Agricoltori riuniti a Policoro sollecitano l'Unione Europea a fornire sostegno economico immediato. La richiesta mira a preservare la produzione alimentare e l'economia del settore, colpite dall'aumento dei costi.
Crisi agricola: appello per risorse UE
È necessario un piano europeo di sostegno alle imprese agricole. L'obiettivo è garantire la produzione alimentare di fronte all'aumento dei costi. Gasolio e fertilizzanti sono aumentati in modo spropositato.
L'appello è stato lanciato da Coldiretti. L'organizzazione ha organizzato una mobilitazione al Palaercole di Policoro. Erano presenti tremila soci agricoltori. Hanno partecipato il presidente Ettore Prandini e il segretario generale Vincenzo Gesmundo. Presenti anche i presidenti di Coldiretti Basilicata, Antonio Pessolani, e Calabria, Franco Aceto. C'era anche il ministro dell'Agricoltura Francesco Lollobrigida.
Strategia europea per la difesa produttiva
Coldiretti sottolinea la necessità di una strategia europea. Questa deve essere immediata e strutturale. Deve difendere i settori produttivi e i consumatori. Servono risorse per proteggere asset strategici. L'agricoltura e la produzione di cibo sono prioritarie. Anche energia e difesa sono importanti.
È fondamentale escludere i fertilizzanti dal sistema Ets. Questo eviterà ulteriori distorsioni competitive. Vanno rafforzate le politiche di sostegno agli investimenti. L'agricoltura di precisione è indispensabile. Aiuta a ridurre la dipendenza energetica. Permette di contenere i costi. L'uso efficiente dell'acqua limita il ricorso al gasolio per il pompaggio.
Aumenti dei costi e speculazioni
I prezzi del gasolio agricolo sono aumentati notevolmente. Sono passati da circa 0,85 euro/litro a 1,51 euro/litro. Gli aumenti superano quelli del diesel ordinario. Si sono registrati picchi in Sicilia e Puglia. Coldiretti aveva denunciato le speculazioni. Le denunce sono state presentate in Procura e alla Guardia di Finanza.

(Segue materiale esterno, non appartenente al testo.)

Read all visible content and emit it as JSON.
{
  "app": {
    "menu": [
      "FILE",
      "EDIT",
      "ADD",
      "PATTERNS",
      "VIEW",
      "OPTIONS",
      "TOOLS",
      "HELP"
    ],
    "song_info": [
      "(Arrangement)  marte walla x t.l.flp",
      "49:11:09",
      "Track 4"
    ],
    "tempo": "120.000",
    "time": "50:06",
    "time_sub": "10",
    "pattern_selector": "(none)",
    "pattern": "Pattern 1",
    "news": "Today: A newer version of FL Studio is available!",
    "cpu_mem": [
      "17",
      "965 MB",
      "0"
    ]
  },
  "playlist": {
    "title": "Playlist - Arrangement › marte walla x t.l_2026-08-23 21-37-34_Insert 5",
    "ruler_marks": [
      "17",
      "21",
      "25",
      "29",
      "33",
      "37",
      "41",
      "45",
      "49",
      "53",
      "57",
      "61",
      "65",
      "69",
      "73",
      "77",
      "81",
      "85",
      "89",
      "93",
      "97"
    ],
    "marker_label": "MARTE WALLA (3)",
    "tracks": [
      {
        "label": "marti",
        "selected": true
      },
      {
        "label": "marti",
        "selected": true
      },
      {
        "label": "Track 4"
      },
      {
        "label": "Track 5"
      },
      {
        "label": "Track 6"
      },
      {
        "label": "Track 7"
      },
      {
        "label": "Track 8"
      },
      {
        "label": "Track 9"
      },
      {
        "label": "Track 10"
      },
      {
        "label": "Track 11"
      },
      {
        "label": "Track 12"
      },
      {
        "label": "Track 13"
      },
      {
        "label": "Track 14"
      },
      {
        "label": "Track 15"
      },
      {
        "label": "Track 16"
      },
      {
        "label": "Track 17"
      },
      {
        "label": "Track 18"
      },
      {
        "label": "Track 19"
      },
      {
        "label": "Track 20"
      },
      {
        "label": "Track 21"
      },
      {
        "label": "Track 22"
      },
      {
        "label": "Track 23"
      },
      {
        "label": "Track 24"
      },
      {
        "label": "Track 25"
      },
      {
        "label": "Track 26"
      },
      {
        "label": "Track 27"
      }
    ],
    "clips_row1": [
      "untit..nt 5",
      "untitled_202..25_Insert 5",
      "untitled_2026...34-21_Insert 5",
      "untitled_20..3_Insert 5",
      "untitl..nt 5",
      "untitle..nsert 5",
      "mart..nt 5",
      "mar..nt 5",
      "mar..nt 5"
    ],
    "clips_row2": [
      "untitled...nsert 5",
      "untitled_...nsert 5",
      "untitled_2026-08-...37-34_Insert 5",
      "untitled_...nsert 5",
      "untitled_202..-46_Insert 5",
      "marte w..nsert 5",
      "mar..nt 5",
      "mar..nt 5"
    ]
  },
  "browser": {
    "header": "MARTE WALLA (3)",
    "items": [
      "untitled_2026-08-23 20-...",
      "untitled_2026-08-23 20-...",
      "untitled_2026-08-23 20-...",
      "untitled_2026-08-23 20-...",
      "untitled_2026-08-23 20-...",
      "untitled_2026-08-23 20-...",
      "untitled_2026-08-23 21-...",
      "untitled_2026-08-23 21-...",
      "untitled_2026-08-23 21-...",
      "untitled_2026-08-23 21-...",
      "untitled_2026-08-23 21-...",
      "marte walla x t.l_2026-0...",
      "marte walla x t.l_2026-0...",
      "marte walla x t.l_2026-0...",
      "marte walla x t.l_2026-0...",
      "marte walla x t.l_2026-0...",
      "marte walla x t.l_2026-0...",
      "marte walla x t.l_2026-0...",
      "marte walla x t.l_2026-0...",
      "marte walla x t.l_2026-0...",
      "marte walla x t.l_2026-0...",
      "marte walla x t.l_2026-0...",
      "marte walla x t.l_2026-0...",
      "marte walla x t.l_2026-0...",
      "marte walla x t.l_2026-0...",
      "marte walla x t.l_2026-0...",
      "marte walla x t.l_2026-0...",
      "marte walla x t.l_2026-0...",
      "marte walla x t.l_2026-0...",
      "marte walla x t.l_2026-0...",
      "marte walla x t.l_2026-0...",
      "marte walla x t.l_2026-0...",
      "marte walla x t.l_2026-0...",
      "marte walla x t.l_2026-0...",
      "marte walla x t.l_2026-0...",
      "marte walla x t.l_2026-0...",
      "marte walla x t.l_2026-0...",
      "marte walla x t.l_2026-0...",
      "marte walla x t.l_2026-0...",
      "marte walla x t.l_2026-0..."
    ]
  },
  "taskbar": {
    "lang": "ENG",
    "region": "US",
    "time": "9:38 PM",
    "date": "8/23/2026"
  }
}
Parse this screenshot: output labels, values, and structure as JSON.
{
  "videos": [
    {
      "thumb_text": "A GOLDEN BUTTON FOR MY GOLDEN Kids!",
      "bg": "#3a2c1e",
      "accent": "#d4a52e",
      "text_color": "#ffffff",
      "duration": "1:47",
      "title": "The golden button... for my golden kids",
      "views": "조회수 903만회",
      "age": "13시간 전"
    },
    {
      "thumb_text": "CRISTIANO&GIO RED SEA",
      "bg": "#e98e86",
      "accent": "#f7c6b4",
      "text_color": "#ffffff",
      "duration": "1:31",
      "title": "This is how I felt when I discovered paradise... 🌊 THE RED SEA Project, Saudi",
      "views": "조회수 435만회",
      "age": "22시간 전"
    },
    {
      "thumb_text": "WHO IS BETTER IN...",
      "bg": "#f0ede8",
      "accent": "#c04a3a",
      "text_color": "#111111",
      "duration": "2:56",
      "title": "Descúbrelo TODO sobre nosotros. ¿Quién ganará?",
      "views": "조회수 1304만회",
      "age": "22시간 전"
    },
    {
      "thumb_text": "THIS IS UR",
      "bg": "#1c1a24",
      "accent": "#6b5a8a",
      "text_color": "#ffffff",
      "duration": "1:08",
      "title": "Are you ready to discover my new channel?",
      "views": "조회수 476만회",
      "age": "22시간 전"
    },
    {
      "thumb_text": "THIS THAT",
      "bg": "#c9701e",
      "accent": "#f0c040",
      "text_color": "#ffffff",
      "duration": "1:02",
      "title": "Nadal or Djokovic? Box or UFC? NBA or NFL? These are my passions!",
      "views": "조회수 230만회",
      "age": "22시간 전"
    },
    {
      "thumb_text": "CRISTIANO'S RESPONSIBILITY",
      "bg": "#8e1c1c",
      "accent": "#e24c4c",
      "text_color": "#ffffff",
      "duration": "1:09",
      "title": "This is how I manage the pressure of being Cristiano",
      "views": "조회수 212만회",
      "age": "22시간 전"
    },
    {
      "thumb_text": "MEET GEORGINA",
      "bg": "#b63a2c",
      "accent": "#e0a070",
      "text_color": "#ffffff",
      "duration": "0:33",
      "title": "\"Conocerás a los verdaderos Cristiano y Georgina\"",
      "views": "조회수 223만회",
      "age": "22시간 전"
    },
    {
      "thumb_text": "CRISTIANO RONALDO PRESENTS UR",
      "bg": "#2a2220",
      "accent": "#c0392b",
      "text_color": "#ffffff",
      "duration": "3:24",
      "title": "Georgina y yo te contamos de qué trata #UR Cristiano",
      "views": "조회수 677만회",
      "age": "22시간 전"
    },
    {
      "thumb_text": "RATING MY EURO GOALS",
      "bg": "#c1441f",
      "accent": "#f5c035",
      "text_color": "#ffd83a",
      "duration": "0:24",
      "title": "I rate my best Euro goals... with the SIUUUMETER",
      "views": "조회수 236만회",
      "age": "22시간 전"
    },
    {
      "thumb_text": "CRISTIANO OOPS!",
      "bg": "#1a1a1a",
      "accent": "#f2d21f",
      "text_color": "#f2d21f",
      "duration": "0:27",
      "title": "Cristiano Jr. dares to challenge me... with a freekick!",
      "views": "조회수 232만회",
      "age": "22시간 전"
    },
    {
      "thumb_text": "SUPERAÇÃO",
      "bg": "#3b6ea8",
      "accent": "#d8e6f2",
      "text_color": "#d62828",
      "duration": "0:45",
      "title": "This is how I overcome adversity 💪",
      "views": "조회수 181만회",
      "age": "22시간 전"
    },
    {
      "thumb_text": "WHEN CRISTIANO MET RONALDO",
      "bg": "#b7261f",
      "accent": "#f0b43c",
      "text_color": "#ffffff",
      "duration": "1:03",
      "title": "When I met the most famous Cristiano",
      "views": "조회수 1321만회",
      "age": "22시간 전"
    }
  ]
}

È importante estendere la misura sul credito d'imposta alle aziende agricole. Questa misura è già adottata per la pesca. Nasce da una proposta di Coldiretti. È stata accolta dal ministro Lollobrigida e dal Governo.
Rincari fertilizzanti e impatto climatico
I rincari dei fertilizzanti pesano ulteriormente. L'urea ha raggiunto 835 euro a tonnellata. Prima della guerra costava 585 euro. L'aumento dei costi per le aziende agricole italiane è di 200 euro a ettaro. Questo aggrava i problemi dell'agricoltura del Sud. I cambiamenti climatici sono già una sfida importante.
Dall'inizio dell'anno, eventi estremi hanno colpito il Meridione e le Isole. Nubifragi, grandinate e tempeste hanno causato gravi danni. Il maltempo si alterna alla siccità. La mancanza di una rete di invasi amplifica gli effetti. Coldiretti e Anbi hanno presentato un piano. Prevede invasi con sistemi di pompaggio per acqua ed energia pulita.
Proposte per il Sud Italia
Il presidente di Coldiretti Basilicata, Antonio Pessolani, ha evidenziato le difficoltà del settore. A Policoro sono state presentate soluzioni. Sono emerse dalla campagna «insieme per l'ascolto». Sono necessari interventi per la sburocratizzazione. Si chiede la velocizzazione delle procedure per i fondi comunitari. È necessaria la rimodulazione degli stessi.
I cambiamenti geopolitici e climatici impongono riflessioni continue. Non si può più operare su piani pregressi. È importante recuperare 10 miliardi di fondi della Pac. La Politica Agricola Comune è stata difesa da tagli UE. Il Governo ha riportato a casa questi fondi. Sono 350 milioni di euro restituiti agli agricoltori della Basilicata.